安倍辞任は見切り千両
 12日、早退しての帰宅途上、中老男性の持つ号外の特大見出しで安倍首相の辞任を知った。
「よほど体調が悪いのだな」が見出しを見ての第一感想、次いで「見切り千両」という相場格言が思い浮かんだ。
 帰宅後、テレビチャンネルをぐるぐる回すが、さっぱり要領を得ない。「私が残ると障害」にという記者会見の安倍氏自身のことばが最も説得力があった。
 二番底を目指しての支持力の低下、ここは損切りにしくはなし、という判断。体調が思わしくなければ、〈政治的〉判断力も鈍る「私が残ると障害」という発言に込められた思いだったのではなかろうか。

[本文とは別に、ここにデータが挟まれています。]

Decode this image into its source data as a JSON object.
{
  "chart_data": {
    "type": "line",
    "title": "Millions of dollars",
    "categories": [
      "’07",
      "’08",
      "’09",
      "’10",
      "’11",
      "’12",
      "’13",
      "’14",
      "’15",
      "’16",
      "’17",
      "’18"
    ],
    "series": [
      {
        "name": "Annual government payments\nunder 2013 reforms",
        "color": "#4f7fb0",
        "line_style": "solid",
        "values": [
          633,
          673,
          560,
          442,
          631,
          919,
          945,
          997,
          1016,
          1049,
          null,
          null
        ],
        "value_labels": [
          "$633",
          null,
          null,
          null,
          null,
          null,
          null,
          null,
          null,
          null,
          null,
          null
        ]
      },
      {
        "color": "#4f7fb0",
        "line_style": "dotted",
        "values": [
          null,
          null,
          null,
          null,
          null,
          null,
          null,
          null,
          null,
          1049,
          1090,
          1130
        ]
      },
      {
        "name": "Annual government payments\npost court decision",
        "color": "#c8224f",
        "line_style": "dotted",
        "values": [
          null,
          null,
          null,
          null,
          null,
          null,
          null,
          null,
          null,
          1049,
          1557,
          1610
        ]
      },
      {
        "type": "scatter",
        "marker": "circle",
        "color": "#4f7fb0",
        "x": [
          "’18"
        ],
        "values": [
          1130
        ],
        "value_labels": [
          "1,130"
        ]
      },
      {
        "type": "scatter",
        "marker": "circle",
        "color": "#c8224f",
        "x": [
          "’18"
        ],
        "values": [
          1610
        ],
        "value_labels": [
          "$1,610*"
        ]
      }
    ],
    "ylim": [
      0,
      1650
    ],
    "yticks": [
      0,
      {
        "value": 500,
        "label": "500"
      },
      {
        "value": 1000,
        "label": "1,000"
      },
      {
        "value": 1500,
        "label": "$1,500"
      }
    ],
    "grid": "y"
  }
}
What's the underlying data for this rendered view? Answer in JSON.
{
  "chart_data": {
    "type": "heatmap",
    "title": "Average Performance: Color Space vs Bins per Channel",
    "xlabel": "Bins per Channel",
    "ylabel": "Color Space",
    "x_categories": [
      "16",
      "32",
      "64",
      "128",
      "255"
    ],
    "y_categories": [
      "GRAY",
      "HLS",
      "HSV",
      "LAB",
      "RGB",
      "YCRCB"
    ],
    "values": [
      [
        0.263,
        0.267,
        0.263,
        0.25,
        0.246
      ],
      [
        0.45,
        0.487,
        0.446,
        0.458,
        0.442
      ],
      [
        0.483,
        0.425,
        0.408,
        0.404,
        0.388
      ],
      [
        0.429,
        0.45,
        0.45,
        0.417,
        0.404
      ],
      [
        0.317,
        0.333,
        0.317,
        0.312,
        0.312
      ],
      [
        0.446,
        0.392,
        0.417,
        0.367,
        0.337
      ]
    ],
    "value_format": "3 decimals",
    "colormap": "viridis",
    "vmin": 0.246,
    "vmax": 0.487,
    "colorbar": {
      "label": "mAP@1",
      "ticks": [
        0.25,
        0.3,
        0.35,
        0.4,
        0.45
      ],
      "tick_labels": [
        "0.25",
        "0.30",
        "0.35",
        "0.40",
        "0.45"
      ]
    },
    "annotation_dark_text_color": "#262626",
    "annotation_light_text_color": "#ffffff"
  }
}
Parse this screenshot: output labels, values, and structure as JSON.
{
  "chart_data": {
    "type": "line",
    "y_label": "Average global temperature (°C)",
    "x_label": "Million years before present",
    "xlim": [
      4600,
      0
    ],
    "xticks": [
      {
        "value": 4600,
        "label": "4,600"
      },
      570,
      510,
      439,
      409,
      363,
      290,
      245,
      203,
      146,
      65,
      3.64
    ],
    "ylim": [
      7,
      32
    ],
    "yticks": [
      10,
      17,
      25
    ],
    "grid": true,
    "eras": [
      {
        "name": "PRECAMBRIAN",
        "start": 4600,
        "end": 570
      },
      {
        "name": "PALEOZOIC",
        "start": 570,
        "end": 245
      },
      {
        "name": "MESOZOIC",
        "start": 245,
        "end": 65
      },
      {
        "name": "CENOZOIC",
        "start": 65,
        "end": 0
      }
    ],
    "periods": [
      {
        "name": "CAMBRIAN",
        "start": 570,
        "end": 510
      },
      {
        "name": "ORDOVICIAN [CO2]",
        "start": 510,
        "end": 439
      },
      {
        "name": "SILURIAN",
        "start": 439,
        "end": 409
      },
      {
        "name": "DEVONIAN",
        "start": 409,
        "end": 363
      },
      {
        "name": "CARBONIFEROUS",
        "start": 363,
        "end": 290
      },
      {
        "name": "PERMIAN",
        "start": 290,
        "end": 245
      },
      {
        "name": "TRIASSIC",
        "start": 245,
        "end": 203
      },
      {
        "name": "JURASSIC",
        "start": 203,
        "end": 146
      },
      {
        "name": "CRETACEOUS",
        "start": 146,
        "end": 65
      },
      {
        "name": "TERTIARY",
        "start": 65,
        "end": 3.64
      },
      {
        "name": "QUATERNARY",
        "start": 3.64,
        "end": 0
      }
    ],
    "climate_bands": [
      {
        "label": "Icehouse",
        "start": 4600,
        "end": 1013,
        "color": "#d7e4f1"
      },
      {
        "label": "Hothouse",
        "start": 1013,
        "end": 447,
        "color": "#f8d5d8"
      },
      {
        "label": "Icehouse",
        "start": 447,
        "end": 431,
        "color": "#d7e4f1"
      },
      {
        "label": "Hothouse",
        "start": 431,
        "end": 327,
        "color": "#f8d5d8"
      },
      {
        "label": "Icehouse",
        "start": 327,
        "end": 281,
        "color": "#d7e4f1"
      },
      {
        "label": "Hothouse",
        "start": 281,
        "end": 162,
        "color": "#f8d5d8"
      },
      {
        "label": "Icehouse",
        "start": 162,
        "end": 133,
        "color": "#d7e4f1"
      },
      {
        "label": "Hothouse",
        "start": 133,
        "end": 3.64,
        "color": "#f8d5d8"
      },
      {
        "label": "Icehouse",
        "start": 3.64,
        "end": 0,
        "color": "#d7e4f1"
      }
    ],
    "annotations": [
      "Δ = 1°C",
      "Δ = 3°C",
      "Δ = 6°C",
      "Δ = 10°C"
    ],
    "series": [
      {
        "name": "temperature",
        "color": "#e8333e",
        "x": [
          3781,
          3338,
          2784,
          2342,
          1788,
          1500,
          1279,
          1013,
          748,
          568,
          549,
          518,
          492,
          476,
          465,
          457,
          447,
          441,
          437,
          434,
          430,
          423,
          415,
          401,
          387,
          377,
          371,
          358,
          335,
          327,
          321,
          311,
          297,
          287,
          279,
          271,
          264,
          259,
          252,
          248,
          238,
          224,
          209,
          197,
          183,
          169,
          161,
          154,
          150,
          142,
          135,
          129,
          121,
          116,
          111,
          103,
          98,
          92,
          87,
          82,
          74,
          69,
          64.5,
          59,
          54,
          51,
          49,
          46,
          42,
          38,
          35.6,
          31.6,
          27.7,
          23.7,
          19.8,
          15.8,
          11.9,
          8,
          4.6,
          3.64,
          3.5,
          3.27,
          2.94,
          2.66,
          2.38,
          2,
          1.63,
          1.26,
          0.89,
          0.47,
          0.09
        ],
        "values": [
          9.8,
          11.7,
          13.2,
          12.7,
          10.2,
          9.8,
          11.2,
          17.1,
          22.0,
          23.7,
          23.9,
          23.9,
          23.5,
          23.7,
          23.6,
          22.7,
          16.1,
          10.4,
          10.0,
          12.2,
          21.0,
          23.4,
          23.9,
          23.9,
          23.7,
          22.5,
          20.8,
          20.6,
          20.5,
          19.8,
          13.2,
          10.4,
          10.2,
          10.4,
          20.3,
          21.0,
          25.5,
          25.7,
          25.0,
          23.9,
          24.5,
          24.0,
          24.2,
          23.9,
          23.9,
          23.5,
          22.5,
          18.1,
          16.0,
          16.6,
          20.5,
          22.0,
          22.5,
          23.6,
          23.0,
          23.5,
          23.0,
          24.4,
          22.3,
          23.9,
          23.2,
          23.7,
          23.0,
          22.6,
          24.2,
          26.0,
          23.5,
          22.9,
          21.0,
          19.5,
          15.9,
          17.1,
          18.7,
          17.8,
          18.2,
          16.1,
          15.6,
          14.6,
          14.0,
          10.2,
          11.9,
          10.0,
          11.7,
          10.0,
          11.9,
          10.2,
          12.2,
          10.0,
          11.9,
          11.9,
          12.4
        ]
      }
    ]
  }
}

 相場と政治の世界は大きく違うとはいえ、「見切り千両」は通じるところがある。
 日本のマスコミは無責任男というレッテル張りで足並みをそろえる。「見切り千両」の決断、それはそれで立派ではないか。
 「日本の政治、過去に回帰」
 英紙ファイナンシャル・タイムスの13日付社説の見出しである。
 「日本は非凡な統率力と政治的手腕を兼ね備え、したがって人気と持続力のある小泉氏のような指導者を要する。ただし、近代化と改革でもう少し中身と決断力のある人物を。悲しむべきことに、舞台そでにそうした人材は見当たらない」
 辛口の結語である。
 小泉氏に甘過ぎるのではないか。カリスマ性と人気をたてに、善隣外交の道を閉ざし、地方、中小企業の疲弊を招いた。安倍氏はその負の遺産を見切ったともいえよう。
 ひるがえって日本の商品先物業界。負の遺産のつけが商品取引員の破綻の形でなお回り続けている。
 負の遺産を見切れば、原油の最高値更新、金の700ドル台相場再来、小麦主導の農産物高騰、と投資・投機人気復活の環境は整っている。